When considering recovery, RPK instead of ASK is used as the scale. Thus, the shortage of demand will hinder the recovery since less passenger will on board.
3. In financial market
In financial market, investors’ doubt on airlines’ profitability will hinder the recovery. In its Mar.24th report, IATA points out the high liability. With a high demand for liquidity, airlines have difficulties in repaying short term debt. After suffering from lack of demand for three months, airlines have to request help for government or just get bankruptcy. The poor ability of fight against risk will lower the passion for investors, for the whole industry. As the industry is not rebounded, investors are likely to wait and see. Though a clear growing pattern will occur in the future, but it would only happen if airlines can go through the period and carry on. If government’s M&A occurs, investor’s rights might be hard to maintain.
In short, the pushing forces to GDP recovery are：
1. Monetary and fiscal policy spur economy.
2. Confidence in Manufacture* (http://www.martinview.cn/?p=337) recovers fast, dragging GDP up.
3. According to Chinese Market, consumer confidence (PMI) regains in a clear pattern.

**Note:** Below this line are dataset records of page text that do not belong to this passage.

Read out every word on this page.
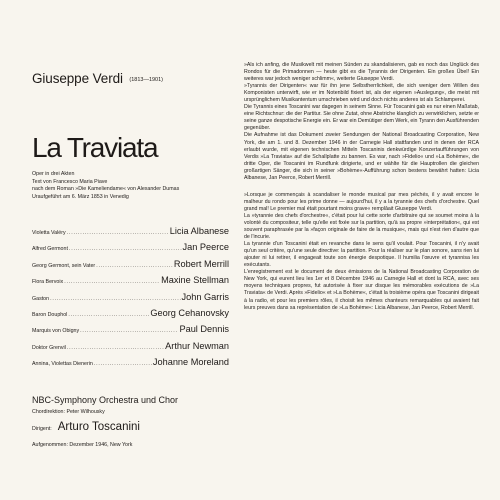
Giuseppe Verdi (1813—1901)
La Traviata
Oper in drei Akten
Text von Francesco Maria Piave
nach dem Roman »Die Kameliendame« von Alexander Dumas
Uraufgeführt am 6. März 1853 in Venedig
Violetta Valéry .....	Licia Albanese
Alfred Germont .....	Jan Peerce
Georg Germont, sein Vater .....	Robert Merrill
Flora Bervoix .....	Maxine Stellman
Gaston .....	John Garris
Baron Douphol .....	Georg Cehanovsky
Marquis von Obigny .....	Paul Dennis
Doktor Grenvil .....	Arthur Newman
Annina, Violettas Dienerin .....	Johanne Moreland
NBC-Symphony Orchestra und Chor
Chordirektion: Peter Wilhousky
Dirigent: Arturo Toscanini
Aufgenommen: Dezember 1946, New York

»Als ich anfing, die Musikwelt mit meinen Sünden zu skandalisieren, gab es noch das Unglück des Rondos für die Primadonnen — heute gibt es die Tyrannis der Dirigenten. Ein großes Übel! Ein weiteres war jedoch weniger schlimm«, weiterte Giuseppe Verdi.

»Tyrannis der Dirigenten« war für ihn jene Selbstherrlichkeit, die sich weniger dem Willen des Komponisten unterwirft, wie er im Notenbild fixiert ist, als der eigenen »Auslegung«, die meist mit ursprünglichem Musikantentum umschrieben wird und doch nichts anderes ist als Schlamperei.

Die Tyrannis eines Toscanini war dagegen in seinem Sinne. Für Toscanini gab es nur einen Maßstab, eine Richtschnur: die der Partitur. Sie ohne Zutat, ohne Abstriche klanglich zu verwirklichen, setzte er seine ganze despotische Energie ein. Er war ein Demütiger dem Werk, ein Tyrann den Ausführenden gegenüber.

Die Aufnahme ist das Dokument zweier Sendungen der National Broadcasting Corporation, New York, die am 1. und 8. Dezember 1946 in der Carnegie Hall stattfanden und in denen der RCA erlaubt wurde, mit eigenen technischen Mitteln Toscaninis denkwürdige Konzertaufführungen von Verdis »La Traviata« auf die Schallplatte zu bannen. Es war, nach »Fidelio« und »La Bohème«, die dritte Oper, die Toscanini im Rundfunk dirigierte, und er wählte für die Hauptrollen die gleichen großartigen Sänger, die sich in seiner »Bohème«-Aufführung schon bestens bewährt hatten: Licia Albanese, Jan Peerce, Robert Merrill.

»Lorsque je commençais à scandaliser le monde musical par mes péchés, il y avait encore le malheur du rondo pour les prime donne — aujourd'hui, il y a la tyrannie des chefs d'orchestre. Quel grand mal! Le premier mal était pourtant moins grave« remplâait Giuseppe Verdi.

La »tyrannie des chefs d'orchestre«, c'était pour lui cette sorte d'arbitraire qui se soumet moins à la volonté du compositeur, telle qu'elle est fixée sur la partition, qu'à sa propre »interprétation«, qui est souvent paraphrasée par la »façon originale de faire de la musique«, mais qui n'est rien d'autre que de l'incurie.

La tyrannie d'un Toscanini était en revanche dans le sens qu'il voulait. Pour Toscanini, il n'y avait qu'un seul critère, qu'une seule directive: la partition. Pour la réaliser sur le plan sonore, sans rien lui ajouter ni lui retirer, il engageait toute son énergie despotique. Il humilia l'œuvre et tyrannisa les exécutants.

L'enregistrement est le document de deux émissions de la National Broadcasting Corporation de New York, qui eurent lieu les 1er et 8 Décembre 1946 au Carnegie Hall et dont la RCA, avec ses moyens techniques propres, fut autorisée à fixer sur disque les mémorables exécutions de »La Traviata« de Verdi. Après »Fidelio« et »La Bohème«, c'était la troisième opéra que Toscanini dirigeait à la radio, et pour les premiers rôles, il choisit les mêmes chanteurs remarquables qui avaient fait leurs preuves dans sa représentation de »La Bohème«: Licia Albanese, Jan Peerce, Robert Merrill.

The dragging (pulling) forces to aviation recovery are:
1. The sharp cut off in international flights cuts ASK down, with an ambiguous and long regaining pattern.
2. As part of the industry attribute, Pandemic strikes aviation harder and with a slower pace of recovery.
3. The finance market cast doubt on airlines’ business model, which will lead to lack of liquidity in future recovery.The push and pull lead to the time difference.
Pearce, Brain. (2020.May.15). Outlook for air travel in the next 5 years. IATA Economics.